Temat: Geodeta poszukiwany
Magdalena Marczykiewicz:
Polemizować tu można tak na prawdę z każdą wypowiedzią. Muszę niestety przyznać rację pani Marcie Korona: żeby wrysować jedną kreskę na mapie trzeba się na prawdę napracować. A cena? Cóż duża część idzie na pokrycie kosztów w Ośrodku Dokumentacji, opłacenie pracownika, oddanie haraczu naszemu kochanemu państwu. Jak się to wszystko podliczy to wyjdzie na to, że geodecie na prawdę niedużo zostaje w kieszeni.
Ale ja wcale nie twierdzę, że narysowanie jednej czy nawet tysiąca kresek to jedyna praca jaką geodeta wykonuje. Nie twierdzę, że geodeci to jakaś kasta zarabiająca ogromne i nienależne im pieniądze na nas biednych ludkach, którzy marzą o własnym domu.

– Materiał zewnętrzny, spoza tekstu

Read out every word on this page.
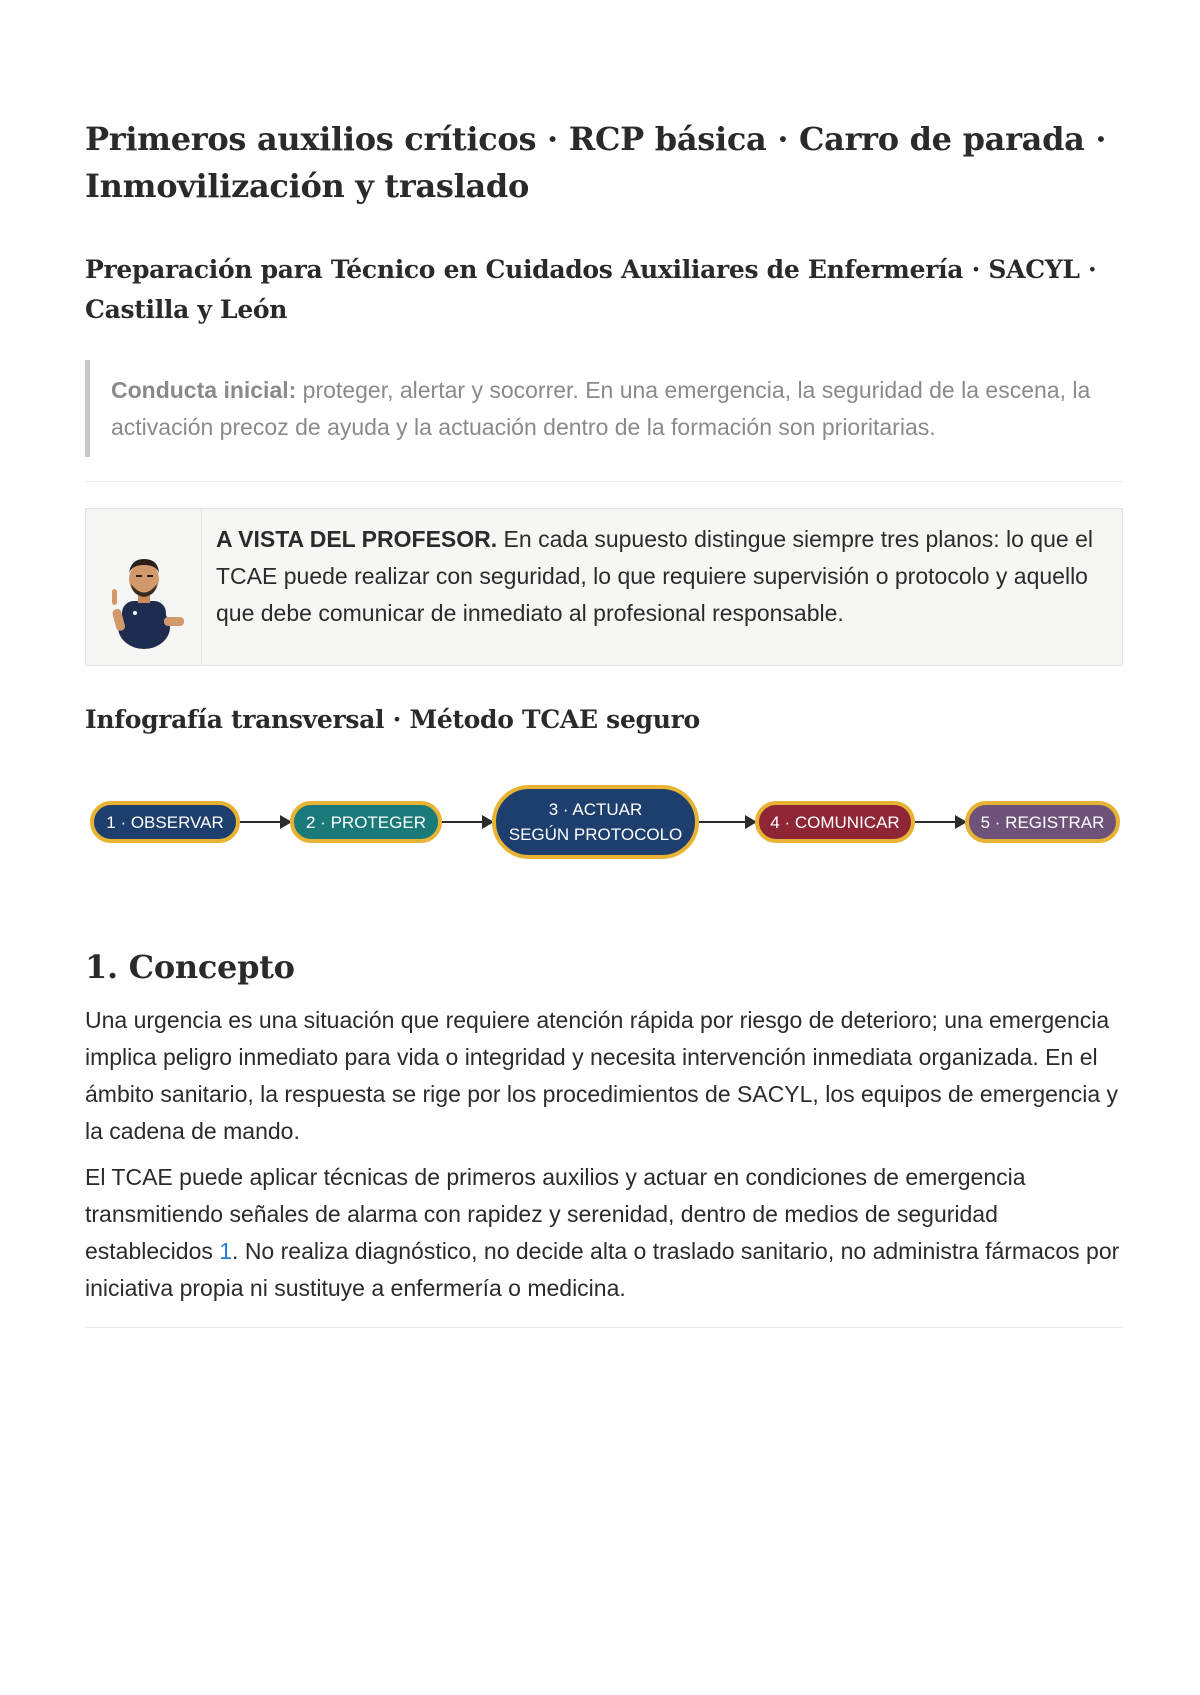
Primeros auxilios críticos · RCP básica · Carro de parada · Inmovilización y traslado
Preparación para Técnico en Cuidados Auxiliares de Enfermería · SACYL · Castilla y León
Conducta inicial: proteger, alertar y socorrer. En una emergencia, la seguridad de la escena, la activación precoz de ayuda y la actuación dentro de la formación son prioritarias.
A VISTA DEL PROFESOR. En cada supuesto distingue siempre tres planos: lo que el TCAE puede realizar con seguridad, lo que requiere supervisión o protocolo y aquello que debe comunicar de inmediato al profesional responsable.
Infografía transversal · Método TCAE seguro
1 · OBSERVAR	2 · PROTEGER
3 · ACTUAR
SEGÚN PROTOCOLO
4 · COMUNICAR	5 · REGISTRAR
1. Concepto

Una urgencia es una situación que requiere atención rápida por riesgo de deterioro; una emergencia implica peligro inmediato para vida o integridad y necesita intervención inmediata organizada. En el ámbito sanitario, la respuesta se rige por los procedimientos de SACYL, los equipos de emergencia y la cadena de mando.

El TCAE puede aplicar técnicas de primeros auxilios y actuar en condiciones de emergencia transmitiendo señales de alarma con rapidez y serenidad, dentro de medios de seguridad establecidos 1. No realiza diagnóstico, no decide alta o traslado sanitario, no administra fármacos por iniciativa propia ni sustituye a enfermería o medicina.
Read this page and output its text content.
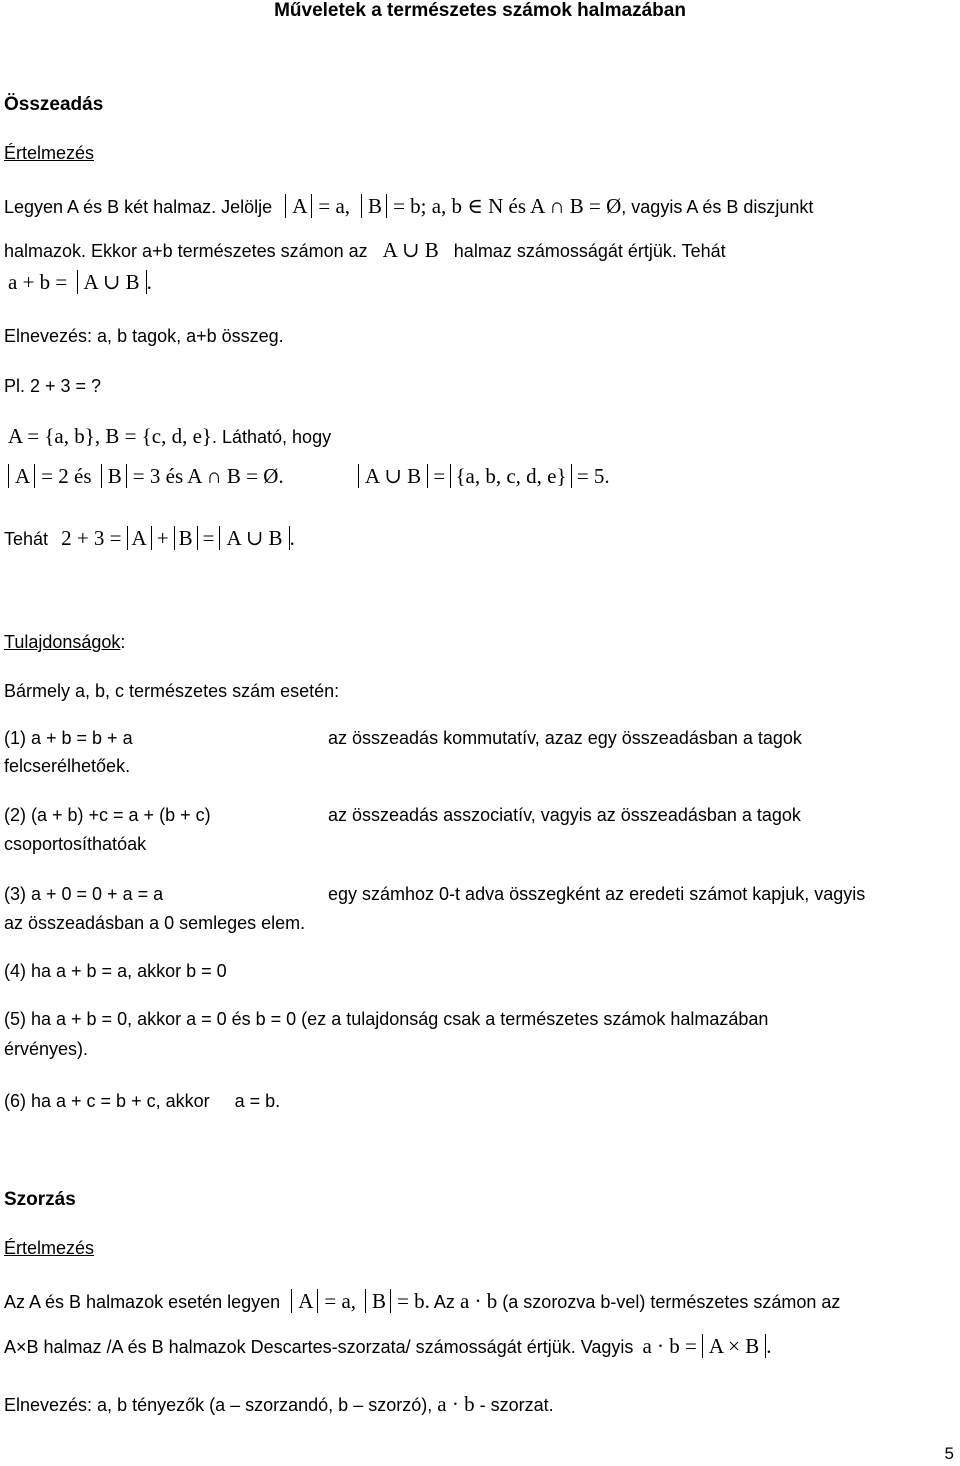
Műveletek a természetes számok halmazában
Összeadás
Értelmezés
Legyen A és B két halmaz. Jelölje A = a, B = b; a, b ∈ N és A ∩ B = Ø, vagyis A és B diszjunkt
halmazok. Ekkor a+b természetes számon az A ∪ B halmaz számosságát értjük. Tehát
a + b = A ∪ B .
Elnevezés: a, b tagok, a+b összeg.
Pl. 2 + 3 = ?
A = {a, b}, B = {c, d, e}. Látható, hogy
A = 2 és B = 3 és A ∩ B = Ø.	A ∪ B = {a, b, c, d, e} = 5.
Tehát 2 + 3 = A + B = A ∪ B .
Tulajdonságok:
Bármely a, b, c természetes szám esetén:
(1) a + b = b + a	az összeadás kommutatív, azaz egy összeadásban a tagok
felcserélhetőek.
(2) (a + b) +c = a + (b + c)	az összeadás asszociatív, vagyis az összeadásban a tagok
csoportosíthatóak
(3) a + 0 = 0 + a = a	egy számhoz 0-t adva összegként az eredeti számot kapjuk, vagyis
az összeadásban a 0 semleges elem.
(4) ha a + b = a, akkor b = 0
(5) ha a + b = 0, akkor a = 0 és b = 0 (ez a tulajdonság csak a természetes számok halmazában
érvényes).
(6) ha a + c = b + c, akkor     a = b.
Szorzás
Értelmezés
Az A és B halmazok esetén legyen A = a, B = b. Az a · b (a szorozva b-vel) természetes számon az
A×B halmaz /A és B halmazok Descartes-szorzata/ számosságát értjük. Vagyis a · b = A × B .
Elnevezés: a, b tényezők (a – szorzandó, b – szorzó), a · b - szorzat.
5
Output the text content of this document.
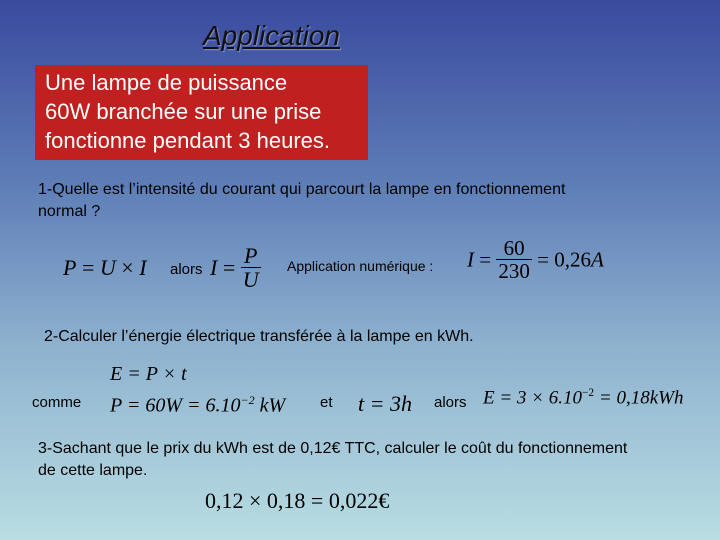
Application
Une lampe de puissance
60W branchée sur une prise
fonctionne pendant 3 heures.
1-Quelle est l’intensité du courant qui parcourt la lampe en fonctionnement
normal ?
P = U × I alors $I = \frac{P}{U}$ Application numérique : $I = \frac{60}{230} = 0,26A$
2-Calculer l’énergie électrique transférée à la lampe en kWh.
comme
E = P × t
$P = 60W = 6.10^{-2}$ kW et t = 3h alors $E = 3 \times 6.10^{-2} = 0,18kWh$
3-Sachant que le prix du kWh est de 0,12€ TTC, calculer le coût du fonctionnement
de cette lampe.
0,12 × 0,18 = 0,022€
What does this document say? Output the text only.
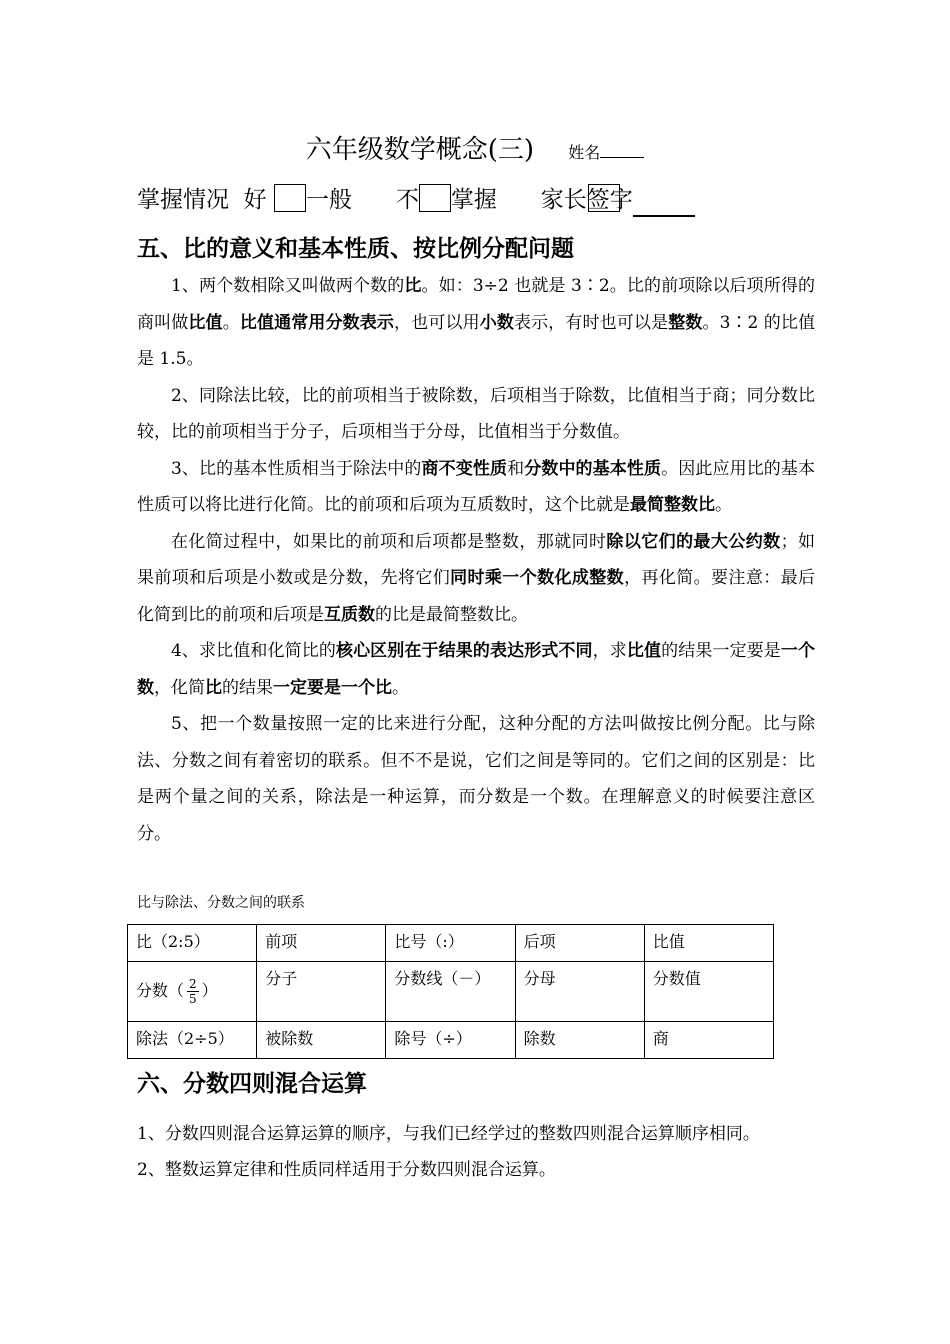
六年级数学概念(三) 姓名
掌握情况 好 一般 不 掌握 家长签字
五、比的意义和基本性质、按比例分配问题

1、两个数相除又叫做两个数的比。如：3÷2 也就是 3∶2。比的前项除以后项所得的商叫做比值。比值通常用分数表示，也可以用小数表示，有时也可以是整数。3∶2 的比值是 1.5。

2、同除法比较，比的前项相当于被除数，后项相当于除数，比值相当于商；同分数比较，比的前项相当于分子，后项相当于分母，比值相当于分数值。

3、比的基本性质相当于除法中的商不变性质和分数中的基本性质。因此应用比的基本性质可以将比进行化简。比的前项和后项为互质数时，这个比就是最简整数比。

在化简过程中，如果比的前项和后项都是整数，那就同时除以它们的最大公约数；如果前项和后项是小数或是分数，先将它们同时乘一个数化成整数，再化简。要注意：最后化简到比的前项和后项是互质数的比是最简整数比。

4、求比值和化简比的核心区别在于结果的表达形式不同，求比值的结果一定要是一个数，化简比的结果一定要是一个比。

5、把一个数量按照一定的比来进行分配，这种分配的方法叫做按比例分配。比与除法、分数之间有着密切的联系。但不不是说，它们之间是等同的。它们之间的区别是：比是两个量之间的关系，除法是一种运算，而分数是一个数。在理解意义的时候要注意区分。

比与除法、分数之间的联系
比（2:5）	前项	比号（:）	后项	比值
分数（ $\frac{2}{5}$ ）	分子	分数线（－）	分母	分数值
除法（2÷5）	被除数	除号（÷）	除数	商
六、分数四则混合运算
1、分数四则混合运算运算的顺序，与我们已经学过的整数四则混合运算顺序相同。
2、整数运算定律和性质同样适用于分数四则混合运算。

Ale żyjemy w kraju gdzie ponoć jest gospodarka rynkowa. Więc mam prawo wybrać ofertę, która najbardziej mi odpowiada. Zarówno cenowo jak i jakościowo. Nie wymagam mapki za złotówkę. Po prostu chcę mapkę i poszukuję geodety, który ja wykona za odpowiadającą mi cenę. I nie będzie mi z tego powodu zrzędził ile on z tym ma roboty. Co mnie to obchodzi? Jak ja się podejmuję wykonania jakiejś usługi to wiem ile to mnie pracy kosztuje i ile za tą pracę chcę otrzymać. Mój zleceniodawca dostaje to co chce a ja dostaję za to odpowiadające mi wynagrodzenie. Tak samo ma być z tą mapką.